The NSF-funded Laser Interferometer Gravitational-Wave Observatory (LIGO), which recently earned three researchers the 2017 Nobel Prize in Physics for their initial findings in late 2015, announced earlier this week that scientists have now directly detected gravitational waves, or ripples in space-time, in addition to light from the spectacular collision of two neutron stars.

This marks the first time that a cosmic event has been viewed in both gravitational waves and light, according to LIGO researchers. A short video by LIGO describes the new findings.

The latest observations have also given astronomers around the world an unprecedented opportunity to pick up the signal and probe a collision of two neutron stars. The discovery was made using LIGO’s detectors as well as the Europe-based Virgo detector and some 70 other ground- and space-based observatories after LIGO alerted them about the event, which occurred long ago and only reached Earth last August after traveling some 130 million light years through space. One light year equals almost 6 trillion miles.

For example, observations made by the U.S. Gemini Observatory, the European Very Large Telescope, and the Hubble Space Telescope revealed signatures of recently synthesized material, including gold and platinum, solving a decades-long mystery of where about half of all elements heavier than iron are produced, according to the LIGO announcement. 

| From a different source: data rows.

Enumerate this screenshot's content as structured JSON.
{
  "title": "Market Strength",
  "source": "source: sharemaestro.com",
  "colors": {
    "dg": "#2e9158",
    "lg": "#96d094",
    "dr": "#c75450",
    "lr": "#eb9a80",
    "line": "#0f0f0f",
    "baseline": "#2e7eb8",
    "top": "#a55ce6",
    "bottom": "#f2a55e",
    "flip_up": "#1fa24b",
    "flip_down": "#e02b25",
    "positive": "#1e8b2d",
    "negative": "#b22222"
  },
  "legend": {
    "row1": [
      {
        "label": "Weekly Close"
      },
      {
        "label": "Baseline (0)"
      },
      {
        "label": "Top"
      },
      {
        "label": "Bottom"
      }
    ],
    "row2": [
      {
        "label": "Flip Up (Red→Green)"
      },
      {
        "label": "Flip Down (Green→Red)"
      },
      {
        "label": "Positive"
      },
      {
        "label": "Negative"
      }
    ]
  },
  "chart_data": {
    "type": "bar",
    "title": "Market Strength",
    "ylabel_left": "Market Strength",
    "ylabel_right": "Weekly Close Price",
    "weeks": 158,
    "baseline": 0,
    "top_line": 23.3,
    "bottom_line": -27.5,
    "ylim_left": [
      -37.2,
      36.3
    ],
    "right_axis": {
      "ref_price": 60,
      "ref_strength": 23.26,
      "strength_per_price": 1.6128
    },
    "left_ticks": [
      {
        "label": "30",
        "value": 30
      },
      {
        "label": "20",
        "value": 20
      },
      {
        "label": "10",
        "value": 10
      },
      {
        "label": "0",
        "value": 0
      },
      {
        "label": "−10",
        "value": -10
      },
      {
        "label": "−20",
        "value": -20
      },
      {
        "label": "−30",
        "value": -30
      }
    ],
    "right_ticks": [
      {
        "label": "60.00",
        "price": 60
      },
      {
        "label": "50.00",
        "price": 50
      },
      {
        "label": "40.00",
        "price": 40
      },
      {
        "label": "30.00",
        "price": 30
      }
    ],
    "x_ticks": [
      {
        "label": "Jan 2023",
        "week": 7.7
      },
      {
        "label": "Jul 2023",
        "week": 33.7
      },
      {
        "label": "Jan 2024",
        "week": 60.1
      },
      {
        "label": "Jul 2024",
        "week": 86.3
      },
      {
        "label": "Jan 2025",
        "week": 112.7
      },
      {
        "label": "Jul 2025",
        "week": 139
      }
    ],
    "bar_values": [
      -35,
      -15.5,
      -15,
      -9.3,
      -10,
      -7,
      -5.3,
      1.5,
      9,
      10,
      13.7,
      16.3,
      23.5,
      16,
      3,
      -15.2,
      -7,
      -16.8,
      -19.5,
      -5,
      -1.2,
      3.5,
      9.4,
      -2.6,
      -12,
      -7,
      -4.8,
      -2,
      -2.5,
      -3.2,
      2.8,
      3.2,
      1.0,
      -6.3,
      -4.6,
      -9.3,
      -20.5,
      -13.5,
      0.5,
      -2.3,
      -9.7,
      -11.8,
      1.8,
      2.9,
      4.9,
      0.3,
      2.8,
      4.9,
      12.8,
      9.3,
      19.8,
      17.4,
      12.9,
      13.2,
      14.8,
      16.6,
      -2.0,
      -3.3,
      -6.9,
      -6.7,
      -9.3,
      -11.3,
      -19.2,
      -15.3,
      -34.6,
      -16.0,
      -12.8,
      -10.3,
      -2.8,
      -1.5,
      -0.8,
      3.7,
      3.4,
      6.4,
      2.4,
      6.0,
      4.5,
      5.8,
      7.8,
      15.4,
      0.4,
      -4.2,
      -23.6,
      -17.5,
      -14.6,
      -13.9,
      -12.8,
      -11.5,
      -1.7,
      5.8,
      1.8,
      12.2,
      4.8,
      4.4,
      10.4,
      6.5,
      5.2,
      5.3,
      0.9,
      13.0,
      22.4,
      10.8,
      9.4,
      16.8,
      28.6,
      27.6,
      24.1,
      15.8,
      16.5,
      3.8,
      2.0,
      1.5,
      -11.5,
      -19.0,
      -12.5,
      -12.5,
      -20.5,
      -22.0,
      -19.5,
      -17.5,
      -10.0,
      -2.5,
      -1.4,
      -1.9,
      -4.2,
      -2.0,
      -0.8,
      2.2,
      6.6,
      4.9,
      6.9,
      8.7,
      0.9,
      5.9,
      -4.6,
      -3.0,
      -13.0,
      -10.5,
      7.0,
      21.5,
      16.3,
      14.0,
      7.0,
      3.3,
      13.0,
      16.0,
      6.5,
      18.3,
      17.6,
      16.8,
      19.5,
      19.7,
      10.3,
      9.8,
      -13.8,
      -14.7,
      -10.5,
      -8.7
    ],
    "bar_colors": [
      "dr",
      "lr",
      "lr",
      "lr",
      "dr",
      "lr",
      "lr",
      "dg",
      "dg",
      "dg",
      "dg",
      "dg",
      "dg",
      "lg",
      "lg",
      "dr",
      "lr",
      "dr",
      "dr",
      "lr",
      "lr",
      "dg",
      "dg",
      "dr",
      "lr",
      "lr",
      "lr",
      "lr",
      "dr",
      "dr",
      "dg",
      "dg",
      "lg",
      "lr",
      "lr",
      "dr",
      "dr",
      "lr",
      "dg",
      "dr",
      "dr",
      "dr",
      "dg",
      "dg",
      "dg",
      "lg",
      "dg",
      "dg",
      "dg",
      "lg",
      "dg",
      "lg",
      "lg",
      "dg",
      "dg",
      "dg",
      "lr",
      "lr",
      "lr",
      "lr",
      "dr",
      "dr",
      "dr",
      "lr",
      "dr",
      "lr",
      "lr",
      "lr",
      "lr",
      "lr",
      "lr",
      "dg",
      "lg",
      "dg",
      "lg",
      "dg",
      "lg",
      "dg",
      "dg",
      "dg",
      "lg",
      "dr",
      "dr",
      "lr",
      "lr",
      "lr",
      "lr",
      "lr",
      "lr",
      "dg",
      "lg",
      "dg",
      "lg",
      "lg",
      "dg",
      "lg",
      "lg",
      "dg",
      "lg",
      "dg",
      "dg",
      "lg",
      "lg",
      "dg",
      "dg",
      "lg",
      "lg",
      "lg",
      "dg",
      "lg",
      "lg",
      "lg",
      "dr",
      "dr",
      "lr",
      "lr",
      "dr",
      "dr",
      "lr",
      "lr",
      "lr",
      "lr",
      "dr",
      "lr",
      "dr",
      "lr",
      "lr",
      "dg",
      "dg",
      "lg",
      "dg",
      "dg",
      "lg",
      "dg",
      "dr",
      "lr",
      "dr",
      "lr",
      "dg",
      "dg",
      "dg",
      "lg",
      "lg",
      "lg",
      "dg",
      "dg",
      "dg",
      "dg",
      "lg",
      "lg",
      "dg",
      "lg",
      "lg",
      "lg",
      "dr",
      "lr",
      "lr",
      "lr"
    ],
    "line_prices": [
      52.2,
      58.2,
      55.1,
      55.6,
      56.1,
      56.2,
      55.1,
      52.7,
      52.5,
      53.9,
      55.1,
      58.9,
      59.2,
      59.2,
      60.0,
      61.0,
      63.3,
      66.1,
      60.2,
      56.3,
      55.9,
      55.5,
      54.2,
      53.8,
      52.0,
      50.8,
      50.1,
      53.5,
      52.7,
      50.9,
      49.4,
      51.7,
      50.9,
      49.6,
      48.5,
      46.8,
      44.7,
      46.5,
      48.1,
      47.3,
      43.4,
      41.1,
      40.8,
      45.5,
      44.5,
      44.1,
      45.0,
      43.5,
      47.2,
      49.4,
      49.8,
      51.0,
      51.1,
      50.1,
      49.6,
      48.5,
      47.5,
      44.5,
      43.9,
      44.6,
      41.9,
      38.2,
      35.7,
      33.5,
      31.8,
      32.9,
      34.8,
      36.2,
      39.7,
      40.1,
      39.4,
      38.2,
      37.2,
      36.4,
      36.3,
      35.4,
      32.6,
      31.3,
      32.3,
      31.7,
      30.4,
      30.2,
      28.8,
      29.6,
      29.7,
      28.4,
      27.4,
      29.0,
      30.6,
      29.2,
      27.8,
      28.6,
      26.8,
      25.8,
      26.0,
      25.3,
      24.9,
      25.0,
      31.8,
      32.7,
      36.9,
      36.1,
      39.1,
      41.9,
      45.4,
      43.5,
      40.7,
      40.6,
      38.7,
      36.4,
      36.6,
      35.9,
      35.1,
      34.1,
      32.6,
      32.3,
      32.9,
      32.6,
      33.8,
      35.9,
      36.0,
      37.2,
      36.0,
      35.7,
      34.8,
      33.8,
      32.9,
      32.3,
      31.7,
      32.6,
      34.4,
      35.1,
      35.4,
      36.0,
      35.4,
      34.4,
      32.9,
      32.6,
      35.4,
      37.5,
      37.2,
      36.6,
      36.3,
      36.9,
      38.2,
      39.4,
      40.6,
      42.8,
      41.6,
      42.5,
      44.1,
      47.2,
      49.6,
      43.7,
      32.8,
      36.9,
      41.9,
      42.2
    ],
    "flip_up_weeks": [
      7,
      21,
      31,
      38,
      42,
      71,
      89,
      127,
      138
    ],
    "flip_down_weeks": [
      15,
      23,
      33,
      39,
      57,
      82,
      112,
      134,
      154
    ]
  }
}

SDSC’s Comet was one of several advanced high-performance computing (HPC) systems used to help confirm this newest finding, as well as the initial discovery. Comet is also funded by the NSF, and reflects a commitment by SDSC to support high-throughput computing (HTC) on national systems for large experimental facilities that started with SDSC’s support of large-scale data analysis for the Large Hadron Collider using the Gordon supercomputer several years ago.

“We’re especially proud that Comet is assisting LIGO researchers, and we look forward to offering this system and future ones, along with SDSC’s high-throughput computing expertise, to the LIGO project,” said SDSC Director Michael Norman, who also is the Principal Investigator for the Comet program. “As an astrophysicist myself, it is gratifying to see this extremely collaborative research community tackle science’s grand challenges related to extreme cosmic events.”

Two Million Hours

As before, LIGO researchers benefited from high-throughput computing via Comet and the Open Science Grid, a multi-disciplinary research partnership specializing in large-scale computing services funded by the U.S. Department of Energy and the NSF. OSG provided access to several advanced HPC systems, including Comet, for LIGO researchers to verify their findings.

“LIGO researchers have so far consumed more than 2 million hours of computational time on Comet through OSG – including about 630,000 hours each to help verify LIGO’s findings in 2015 and the current neutron star collision – using Comet’s Virtual Clusters for rapid, user-friendly analysis of extreme volumes of data,” said Frank Würthwein, a UC San Diego physics professor who leads SDSC’s distributed high-throughput computing activities and also serves as OSG’s executive director.

Added Würthwein: “LIGO researchers use many HPC resources of course, but among those accessed via OSG and the NSF’s Extreme Science and Engineering Discovery Environment (XSEDE), Comet was the top resource used based on hours of computational time.”

Comet was used to perform a full analysis and verification of the signal, according to Duncan Brown, a LIGO collaborator and The Charles Brightman Professor of Physics at Syracuse University’s Department of Physics who studies gravitational waveforms for black hole and neutron star binaries. “Comet’s contribution through the OSG and XSEDE allowed us to rapidly turn around the offline analysis in about a day,” said Brown. “That in turn allowed us to do several one-day runs, as opposed to having to spend several weeks before publishing our findings.”